One challenge that arises in projecting federal outlays for health care over the long term is that the recent legislation either left in place or put into effect a number of procedures that may be difficult to sustain over a long period.  For example, the legislation did not alter the sustainable growth rate mechanism used for determining updates to Medicare’s payment rates for physicians; under that mechanism, those rates are scheduled to be reduced by about 21 percent in 2010 and then decline further in subsequent years. Since that mechanism was enacted in 1997, its provisions have usually been modified to avoid scheduled reductions in payment rates, and legislation was just enacted to delay cuts in those payment rates until December 2010 (a development that is not reflected in the projections).

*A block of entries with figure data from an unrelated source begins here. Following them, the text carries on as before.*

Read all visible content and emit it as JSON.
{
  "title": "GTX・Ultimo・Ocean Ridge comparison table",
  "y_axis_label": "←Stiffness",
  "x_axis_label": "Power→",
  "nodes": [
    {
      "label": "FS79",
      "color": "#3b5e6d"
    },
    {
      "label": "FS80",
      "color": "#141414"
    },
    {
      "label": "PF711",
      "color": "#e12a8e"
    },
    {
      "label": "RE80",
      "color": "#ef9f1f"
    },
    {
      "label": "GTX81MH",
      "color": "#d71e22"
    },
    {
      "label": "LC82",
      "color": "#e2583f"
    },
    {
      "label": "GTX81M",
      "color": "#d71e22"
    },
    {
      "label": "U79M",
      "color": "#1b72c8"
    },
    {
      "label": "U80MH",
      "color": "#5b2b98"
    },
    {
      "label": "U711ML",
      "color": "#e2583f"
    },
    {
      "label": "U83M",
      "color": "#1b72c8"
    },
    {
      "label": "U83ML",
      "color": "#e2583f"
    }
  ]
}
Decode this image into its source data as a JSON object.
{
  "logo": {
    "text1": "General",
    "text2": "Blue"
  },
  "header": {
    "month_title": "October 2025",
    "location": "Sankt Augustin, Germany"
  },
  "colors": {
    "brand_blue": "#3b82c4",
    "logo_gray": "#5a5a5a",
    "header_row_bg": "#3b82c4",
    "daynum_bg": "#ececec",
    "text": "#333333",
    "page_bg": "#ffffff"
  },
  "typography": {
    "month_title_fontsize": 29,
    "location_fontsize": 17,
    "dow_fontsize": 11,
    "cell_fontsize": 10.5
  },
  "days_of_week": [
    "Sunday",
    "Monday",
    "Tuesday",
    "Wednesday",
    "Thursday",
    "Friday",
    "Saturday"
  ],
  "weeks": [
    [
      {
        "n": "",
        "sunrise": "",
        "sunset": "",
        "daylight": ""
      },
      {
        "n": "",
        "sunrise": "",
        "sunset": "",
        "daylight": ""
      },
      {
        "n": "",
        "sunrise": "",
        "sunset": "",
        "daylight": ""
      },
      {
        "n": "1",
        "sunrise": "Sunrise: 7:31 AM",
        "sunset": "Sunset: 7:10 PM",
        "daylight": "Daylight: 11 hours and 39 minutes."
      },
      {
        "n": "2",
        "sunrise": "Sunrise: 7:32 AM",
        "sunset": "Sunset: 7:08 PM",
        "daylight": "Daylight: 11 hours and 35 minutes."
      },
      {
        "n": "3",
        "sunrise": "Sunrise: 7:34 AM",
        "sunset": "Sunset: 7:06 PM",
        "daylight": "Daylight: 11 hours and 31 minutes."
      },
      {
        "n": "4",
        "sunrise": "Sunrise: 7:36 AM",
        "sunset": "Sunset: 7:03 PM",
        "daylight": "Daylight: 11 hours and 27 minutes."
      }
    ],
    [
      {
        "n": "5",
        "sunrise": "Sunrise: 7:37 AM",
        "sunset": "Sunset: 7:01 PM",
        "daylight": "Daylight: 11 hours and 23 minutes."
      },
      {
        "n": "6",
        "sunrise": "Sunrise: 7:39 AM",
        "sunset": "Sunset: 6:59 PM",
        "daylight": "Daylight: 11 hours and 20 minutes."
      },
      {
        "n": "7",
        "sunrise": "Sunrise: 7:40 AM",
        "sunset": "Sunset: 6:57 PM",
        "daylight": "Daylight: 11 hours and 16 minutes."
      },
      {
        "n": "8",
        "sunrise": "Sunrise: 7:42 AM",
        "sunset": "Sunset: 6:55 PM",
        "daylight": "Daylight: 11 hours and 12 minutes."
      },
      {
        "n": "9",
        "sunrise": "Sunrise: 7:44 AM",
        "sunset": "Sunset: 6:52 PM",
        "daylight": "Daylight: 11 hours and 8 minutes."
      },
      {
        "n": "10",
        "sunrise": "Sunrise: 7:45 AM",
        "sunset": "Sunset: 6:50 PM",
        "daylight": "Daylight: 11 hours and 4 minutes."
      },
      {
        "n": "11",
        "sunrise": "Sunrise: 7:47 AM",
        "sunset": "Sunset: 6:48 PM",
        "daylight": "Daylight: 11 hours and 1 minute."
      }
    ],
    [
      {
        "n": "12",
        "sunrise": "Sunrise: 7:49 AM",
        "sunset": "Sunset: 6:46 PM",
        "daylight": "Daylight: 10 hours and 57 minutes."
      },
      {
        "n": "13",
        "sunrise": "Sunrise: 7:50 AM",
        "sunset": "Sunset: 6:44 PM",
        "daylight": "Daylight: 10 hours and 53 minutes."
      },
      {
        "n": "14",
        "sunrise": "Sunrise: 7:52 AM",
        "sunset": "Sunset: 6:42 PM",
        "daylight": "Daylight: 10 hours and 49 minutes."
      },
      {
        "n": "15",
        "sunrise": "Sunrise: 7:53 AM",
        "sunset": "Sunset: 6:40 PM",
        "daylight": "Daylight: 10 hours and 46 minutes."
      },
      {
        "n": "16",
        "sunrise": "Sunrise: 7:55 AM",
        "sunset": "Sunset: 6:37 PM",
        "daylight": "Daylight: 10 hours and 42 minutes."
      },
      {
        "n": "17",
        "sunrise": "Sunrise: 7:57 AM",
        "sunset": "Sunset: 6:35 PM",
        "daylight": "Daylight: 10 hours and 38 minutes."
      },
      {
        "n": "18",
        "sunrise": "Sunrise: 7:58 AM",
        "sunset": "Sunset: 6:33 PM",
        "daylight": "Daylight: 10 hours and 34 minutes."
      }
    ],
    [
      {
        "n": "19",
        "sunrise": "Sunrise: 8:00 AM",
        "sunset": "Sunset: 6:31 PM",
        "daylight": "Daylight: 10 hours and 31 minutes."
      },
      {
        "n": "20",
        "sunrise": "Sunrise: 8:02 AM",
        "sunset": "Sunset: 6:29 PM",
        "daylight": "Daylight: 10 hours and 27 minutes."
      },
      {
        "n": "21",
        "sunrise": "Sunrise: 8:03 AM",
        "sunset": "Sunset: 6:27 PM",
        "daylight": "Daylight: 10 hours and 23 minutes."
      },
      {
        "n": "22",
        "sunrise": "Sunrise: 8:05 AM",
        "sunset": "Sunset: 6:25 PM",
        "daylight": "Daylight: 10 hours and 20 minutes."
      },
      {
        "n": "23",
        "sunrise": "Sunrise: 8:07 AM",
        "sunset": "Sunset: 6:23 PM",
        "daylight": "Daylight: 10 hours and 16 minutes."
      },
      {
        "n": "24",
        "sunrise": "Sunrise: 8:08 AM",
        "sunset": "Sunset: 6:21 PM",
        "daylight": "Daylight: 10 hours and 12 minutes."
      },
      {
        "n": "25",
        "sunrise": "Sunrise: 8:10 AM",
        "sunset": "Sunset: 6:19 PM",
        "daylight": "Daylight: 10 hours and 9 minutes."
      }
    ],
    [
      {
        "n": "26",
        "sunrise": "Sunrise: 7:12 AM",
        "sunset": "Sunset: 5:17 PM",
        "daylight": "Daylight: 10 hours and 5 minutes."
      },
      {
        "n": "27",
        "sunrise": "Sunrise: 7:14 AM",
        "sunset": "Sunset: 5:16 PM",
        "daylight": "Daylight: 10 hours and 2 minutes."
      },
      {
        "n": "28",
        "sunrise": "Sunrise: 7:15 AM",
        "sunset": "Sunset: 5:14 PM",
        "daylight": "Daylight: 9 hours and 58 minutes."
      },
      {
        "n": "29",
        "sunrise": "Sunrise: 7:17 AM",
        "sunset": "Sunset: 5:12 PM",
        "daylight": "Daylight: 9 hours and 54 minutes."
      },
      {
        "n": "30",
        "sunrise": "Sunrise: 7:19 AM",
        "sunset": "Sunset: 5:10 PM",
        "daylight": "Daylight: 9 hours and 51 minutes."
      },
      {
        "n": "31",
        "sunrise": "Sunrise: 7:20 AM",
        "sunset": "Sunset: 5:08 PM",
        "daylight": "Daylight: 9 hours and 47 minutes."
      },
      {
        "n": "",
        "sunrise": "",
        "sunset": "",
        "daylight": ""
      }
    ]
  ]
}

At the same time, the legislation includes provisions that will constrain payment rates for other providers of Medicare’s services. In particular, increases in payment rates for many providers will be held below the rate of increase in the average cost of providers’ inputs.

Taking all the provisions of the legislation together, CBO expects that, adjusted for inflation, Medicare spending per beneficiary will increase at an average annual rate of less than 2 percent during the next two decades—compared with a roughly 4 percent annual growth rate during the past two decades (a calculation that excludes the effect of establishing the Medicare prescription drug benefit). It is unclear whether that lower rate of growth can be sustained and, if so, whether it will be accomplished through greater efficiencies in the delivery of health care or will instead reduce access to care or diminish the quality of care (relative to the situation under prior law).

Another provision that may be difficult to sustain will slow the growth of federal subsidies for health insurance purchased through the insurance exchanges. For enrollees who receive subsidies, the amount they will have to pay depends primarily on a formula that determines what share of their income they have to contribute to enroll in a relatively low-cost plan (with the subsidy covering the difference between that contribution and the total premium for that plan). Initially, the percentages of income that enrollees must pay are indexed so that the subsidies will cover roughly the same share of the total premium over time. After 2018, however, an additional indexing factor will probably apply; if so, the shares of income that enrollees have to pay will increase more rapidly, and the shares of the premium that the subsidies cover will decline.